Slogan itu akhirnya mewujud menjadi suara yang besar dan memiliki penetrasi yang kuat untuk mempengaruhi sumber yang menjadi objek utama (Pemerintah). Ini tidak jauh berbeda dengan apa yang dilakukan oleh Bung Karno. Dengan filosofi bambu runcing, Dia mampu membaca bahwa bangsa Indonesia dengan iklim tropis memiliki tumbuhan bambu yang sudah pasti tumbuh dan tersebar diseluruh wilayah Indonesia.

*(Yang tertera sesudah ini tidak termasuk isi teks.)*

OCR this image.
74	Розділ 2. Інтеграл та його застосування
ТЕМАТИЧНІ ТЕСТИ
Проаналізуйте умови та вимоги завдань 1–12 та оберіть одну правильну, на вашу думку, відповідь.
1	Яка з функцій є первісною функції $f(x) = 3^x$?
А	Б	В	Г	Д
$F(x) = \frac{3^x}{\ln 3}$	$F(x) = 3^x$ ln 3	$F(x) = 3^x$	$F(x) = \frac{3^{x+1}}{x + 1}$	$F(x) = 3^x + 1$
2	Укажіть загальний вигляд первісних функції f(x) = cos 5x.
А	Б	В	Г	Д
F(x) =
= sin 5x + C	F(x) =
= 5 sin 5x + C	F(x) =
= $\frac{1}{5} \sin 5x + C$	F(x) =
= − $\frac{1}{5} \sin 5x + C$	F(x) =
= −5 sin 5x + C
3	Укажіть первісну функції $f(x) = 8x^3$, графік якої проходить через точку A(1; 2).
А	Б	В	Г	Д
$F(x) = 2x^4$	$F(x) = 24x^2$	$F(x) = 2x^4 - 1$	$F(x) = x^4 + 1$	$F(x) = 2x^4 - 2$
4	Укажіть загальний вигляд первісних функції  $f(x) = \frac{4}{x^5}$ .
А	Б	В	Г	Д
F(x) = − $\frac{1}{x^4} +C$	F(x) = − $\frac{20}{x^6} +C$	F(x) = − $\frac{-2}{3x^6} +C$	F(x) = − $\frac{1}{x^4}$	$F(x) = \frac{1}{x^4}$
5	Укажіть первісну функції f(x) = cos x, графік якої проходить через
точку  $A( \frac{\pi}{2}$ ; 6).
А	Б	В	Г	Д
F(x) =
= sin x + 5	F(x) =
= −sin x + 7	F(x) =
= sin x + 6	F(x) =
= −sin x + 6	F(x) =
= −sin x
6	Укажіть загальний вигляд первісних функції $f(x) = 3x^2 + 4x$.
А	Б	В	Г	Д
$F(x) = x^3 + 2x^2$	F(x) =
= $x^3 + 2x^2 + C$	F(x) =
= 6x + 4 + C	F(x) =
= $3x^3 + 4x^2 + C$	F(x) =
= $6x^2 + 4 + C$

Tercetuslah gerakan perjuangan dengan bambu runcing. Sebab, disana ada unsur keterwakilan dengan satu alat perjuangan yang sama. Idealnya, ketika alat perjuangan menggunakan bambu runcing, seluruh elemen masyarakat Indonesia merasa di ikutsertakan dalam proses perjuangan kemerdekaan.
Heroisme itulah yang perlu disarikan pada bangsa Indonesia hari ini. Belajar dari sejarah, bahwa persatuan adalah sebenar-benarnya tujuan kita. Namun sekam itu selalu mudah untuk terpantik api. Kita tidak krisis keteladanan seorang tokoh, sebab founding father kita sudah secara konstruktif membukakan jalan yang menjadi dasar kita hari ini (Pancasila dan UUD 1945).
Kita butuh slogan persatuan kembali yang disarikan untuk melanjutkan semangat perjuangan pada teladan bangsa di masa lalu. Muaranya satu untuk kesejahteraan masyarakat Indonesia kedepannya.
Wujud seorang pahlawan tidak lagi tentang bagaimana caranya menenteng bambu runcing dengan tangguh. Namun konteksnya dengan peradaban hari ini adalah dengan melahirkan slogan persatuan yang menjadi nyawa bangsa kita. Kalimat sederhana itu mampu menggerakkan seluruh elemen masyarakat Indonesia, tanpa memikirkan perbedaan. Sebab tujuan kita satu, yaitu kemajuan dan kesejahteraan masyarakat Indonesia.